After I get off the phone with Carter, I lie awake in bed, staring at the ceiling, anxious and breathless, trying to think of what to say. I don’t want to screw this up again, drive Ethan farther away when he’s at his most vulnerable. The last thing he needs is a lecture or someone else pointing out all the ways he went wrong. There’s time for that later, once he’s released and he’s had a chance to recoup. Once he’s home and I can make him understand that I’m not fighting him.

I know what addiction does to people. How it changes us, controls us. We aren’t bad people, we’re just sick. Our minds aren’t our own when we’re chasing our next fix—whatever it may be. It’s tunnel vision that filters out everything that isn’t what we’re after.
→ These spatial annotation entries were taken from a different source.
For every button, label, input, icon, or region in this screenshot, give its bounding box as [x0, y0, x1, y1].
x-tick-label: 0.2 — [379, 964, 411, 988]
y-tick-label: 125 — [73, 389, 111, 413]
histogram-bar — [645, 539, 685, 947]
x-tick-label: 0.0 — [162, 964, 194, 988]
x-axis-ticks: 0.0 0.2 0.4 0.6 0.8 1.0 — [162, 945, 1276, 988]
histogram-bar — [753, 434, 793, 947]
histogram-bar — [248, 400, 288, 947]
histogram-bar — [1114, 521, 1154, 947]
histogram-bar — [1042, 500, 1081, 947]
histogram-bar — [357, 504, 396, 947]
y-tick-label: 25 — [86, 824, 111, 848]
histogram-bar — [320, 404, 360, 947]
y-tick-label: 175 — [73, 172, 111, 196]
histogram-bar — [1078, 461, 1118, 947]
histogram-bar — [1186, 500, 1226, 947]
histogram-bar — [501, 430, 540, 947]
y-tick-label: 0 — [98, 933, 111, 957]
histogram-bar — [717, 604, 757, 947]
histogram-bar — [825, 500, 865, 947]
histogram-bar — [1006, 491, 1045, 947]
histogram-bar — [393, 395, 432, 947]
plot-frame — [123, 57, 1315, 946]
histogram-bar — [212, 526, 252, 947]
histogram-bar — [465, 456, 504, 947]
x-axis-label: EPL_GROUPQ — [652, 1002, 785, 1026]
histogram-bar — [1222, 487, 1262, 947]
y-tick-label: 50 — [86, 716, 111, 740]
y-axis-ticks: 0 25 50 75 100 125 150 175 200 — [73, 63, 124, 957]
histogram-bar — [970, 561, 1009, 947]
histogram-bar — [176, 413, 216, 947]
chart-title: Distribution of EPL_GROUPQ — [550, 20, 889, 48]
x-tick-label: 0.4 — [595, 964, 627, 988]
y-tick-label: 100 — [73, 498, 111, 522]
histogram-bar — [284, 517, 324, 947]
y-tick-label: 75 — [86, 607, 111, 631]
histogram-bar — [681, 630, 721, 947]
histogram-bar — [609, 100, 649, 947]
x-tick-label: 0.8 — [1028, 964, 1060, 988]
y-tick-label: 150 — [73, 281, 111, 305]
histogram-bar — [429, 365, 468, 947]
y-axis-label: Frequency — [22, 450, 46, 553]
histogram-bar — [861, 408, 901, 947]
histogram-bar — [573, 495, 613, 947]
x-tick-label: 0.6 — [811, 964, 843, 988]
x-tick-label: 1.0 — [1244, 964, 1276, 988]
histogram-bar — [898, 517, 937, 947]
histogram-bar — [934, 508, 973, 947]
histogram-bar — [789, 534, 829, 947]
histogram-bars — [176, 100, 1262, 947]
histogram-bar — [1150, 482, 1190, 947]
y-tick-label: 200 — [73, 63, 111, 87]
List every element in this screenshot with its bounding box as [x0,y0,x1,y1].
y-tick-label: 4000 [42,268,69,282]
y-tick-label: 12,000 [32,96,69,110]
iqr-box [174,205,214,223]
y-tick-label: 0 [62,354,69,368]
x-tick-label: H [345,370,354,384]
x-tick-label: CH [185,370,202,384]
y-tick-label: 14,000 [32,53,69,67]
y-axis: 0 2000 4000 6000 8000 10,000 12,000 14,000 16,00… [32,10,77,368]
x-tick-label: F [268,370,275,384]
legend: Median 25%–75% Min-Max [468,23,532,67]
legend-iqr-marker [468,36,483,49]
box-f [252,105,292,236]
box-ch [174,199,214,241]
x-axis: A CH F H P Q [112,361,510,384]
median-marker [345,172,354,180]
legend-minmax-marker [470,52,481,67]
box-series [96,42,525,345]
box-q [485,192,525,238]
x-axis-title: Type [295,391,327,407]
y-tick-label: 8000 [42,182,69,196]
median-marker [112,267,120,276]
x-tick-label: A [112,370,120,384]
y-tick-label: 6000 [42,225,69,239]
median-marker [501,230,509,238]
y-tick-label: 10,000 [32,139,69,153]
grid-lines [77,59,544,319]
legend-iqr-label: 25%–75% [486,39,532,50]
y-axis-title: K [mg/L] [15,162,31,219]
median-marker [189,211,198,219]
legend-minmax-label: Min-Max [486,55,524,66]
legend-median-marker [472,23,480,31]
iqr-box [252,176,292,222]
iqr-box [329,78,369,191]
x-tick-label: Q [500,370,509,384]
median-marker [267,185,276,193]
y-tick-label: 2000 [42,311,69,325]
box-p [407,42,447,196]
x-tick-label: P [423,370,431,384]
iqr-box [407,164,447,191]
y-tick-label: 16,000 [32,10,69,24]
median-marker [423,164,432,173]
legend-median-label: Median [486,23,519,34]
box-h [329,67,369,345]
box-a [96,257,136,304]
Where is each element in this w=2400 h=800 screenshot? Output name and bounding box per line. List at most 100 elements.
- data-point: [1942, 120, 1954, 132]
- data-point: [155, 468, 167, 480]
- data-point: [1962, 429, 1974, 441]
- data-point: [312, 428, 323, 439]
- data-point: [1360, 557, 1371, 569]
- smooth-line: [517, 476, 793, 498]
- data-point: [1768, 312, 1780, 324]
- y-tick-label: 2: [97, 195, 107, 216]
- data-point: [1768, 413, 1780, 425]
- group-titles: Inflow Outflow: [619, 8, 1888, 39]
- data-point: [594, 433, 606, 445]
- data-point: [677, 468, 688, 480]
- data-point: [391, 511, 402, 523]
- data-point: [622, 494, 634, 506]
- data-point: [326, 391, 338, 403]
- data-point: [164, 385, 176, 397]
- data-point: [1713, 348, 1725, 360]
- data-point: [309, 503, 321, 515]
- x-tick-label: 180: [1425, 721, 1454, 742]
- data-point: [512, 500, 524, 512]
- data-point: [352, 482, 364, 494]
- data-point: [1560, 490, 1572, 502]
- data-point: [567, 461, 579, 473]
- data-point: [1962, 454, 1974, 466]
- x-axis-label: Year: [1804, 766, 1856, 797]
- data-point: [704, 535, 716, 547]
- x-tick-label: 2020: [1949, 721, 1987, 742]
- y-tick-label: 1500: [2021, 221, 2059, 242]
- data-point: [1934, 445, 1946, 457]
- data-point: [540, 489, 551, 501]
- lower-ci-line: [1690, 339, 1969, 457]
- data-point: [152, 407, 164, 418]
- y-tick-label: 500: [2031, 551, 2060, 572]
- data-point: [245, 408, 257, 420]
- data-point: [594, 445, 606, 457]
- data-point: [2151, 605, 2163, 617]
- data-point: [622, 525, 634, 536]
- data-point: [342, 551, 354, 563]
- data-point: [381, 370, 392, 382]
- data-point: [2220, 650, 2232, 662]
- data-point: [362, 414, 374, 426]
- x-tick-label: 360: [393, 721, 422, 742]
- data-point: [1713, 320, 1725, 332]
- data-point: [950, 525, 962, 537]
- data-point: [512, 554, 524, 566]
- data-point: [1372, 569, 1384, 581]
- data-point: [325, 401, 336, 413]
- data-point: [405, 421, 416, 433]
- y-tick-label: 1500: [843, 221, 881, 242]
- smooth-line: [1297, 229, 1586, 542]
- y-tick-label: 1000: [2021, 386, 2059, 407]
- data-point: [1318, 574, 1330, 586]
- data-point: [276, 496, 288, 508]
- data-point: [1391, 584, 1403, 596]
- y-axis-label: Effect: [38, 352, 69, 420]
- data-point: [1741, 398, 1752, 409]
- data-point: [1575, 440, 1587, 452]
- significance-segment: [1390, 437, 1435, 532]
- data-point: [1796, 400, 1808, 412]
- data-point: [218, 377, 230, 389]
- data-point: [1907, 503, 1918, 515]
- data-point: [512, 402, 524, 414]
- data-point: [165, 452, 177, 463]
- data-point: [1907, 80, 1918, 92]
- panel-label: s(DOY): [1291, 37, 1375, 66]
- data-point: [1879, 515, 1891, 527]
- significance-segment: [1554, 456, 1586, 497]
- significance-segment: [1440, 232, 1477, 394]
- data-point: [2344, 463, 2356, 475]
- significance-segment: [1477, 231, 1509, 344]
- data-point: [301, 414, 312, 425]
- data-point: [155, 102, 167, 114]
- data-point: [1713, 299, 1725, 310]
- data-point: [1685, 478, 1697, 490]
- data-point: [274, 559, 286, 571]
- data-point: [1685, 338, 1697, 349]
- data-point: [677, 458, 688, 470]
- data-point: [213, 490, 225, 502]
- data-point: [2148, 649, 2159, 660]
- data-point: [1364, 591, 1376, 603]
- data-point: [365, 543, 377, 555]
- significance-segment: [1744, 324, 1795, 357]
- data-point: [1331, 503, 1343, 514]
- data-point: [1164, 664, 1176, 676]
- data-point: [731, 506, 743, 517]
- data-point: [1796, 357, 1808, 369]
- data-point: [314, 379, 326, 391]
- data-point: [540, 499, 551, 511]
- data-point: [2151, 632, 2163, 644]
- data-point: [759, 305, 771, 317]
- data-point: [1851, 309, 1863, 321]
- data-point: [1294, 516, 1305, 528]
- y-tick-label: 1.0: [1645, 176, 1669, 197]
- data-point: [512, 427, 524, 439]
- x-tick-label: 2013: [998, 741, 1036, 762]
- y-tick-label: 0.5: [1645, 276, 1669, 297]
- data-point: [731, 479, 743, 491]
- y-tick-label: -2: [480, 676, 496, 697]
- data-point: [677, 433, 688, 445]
Anything that gets in the way is an obstacle to be destroyed. We sacrifice everything to maintain the high. Most of all, the people closest to us. They’re the easiest targets. Because at its core, addiction is hatred. We hate what we become because this thing has taken control. Every day we wake up and say, No more. This time I stop. This time, I’ll be stronger.

It isn’t that easy.

So we hate ourselves a little more each time we fail, and we take that hatred out on the ones we love.

What’s happened to Ethan isn’t his fault, but he does have to take responsibility for getting better. He has to want it. Getting sober, no matter how many people stand beside you, is a solitary effort. All the counseling in the world can’t change the fact that 90 percent of the fight happens in our own minds. Every day is a choice. He has to want to make the right one.

If not, I can’t stand by and watch him suffer.

No matter how much I love Ethan, and I still do, I can’t sacrifice my recovery for his vices. It nearly derailed me once, and I can’t take that chance again.

The last several days, I wake in a cold sweat, dreaming of the rush and numb euphoria. I imagine the pure, excellent bliss when it hits my bloodstream and calms every nerve. How perfect and peaceful it is when the rest of the world melts away and there is only light and beautiful warmth. Ethan used to give me that. Without him, the repressed parts of my mind yearn for another source. Every old instinct screams at me to find the thing that fills the void. Sometimes I go to sleep afraid I’ll wake up with a needle in my arm and no memory of how it got there.

The only thing harder than getting clean is doing it again. There’s nothing on this earth that could make me go through another round of detox. Not for love or money or the promise of curing world hunger. It really is that fucking bad—the parts I can remember. The parts I can’t are worse.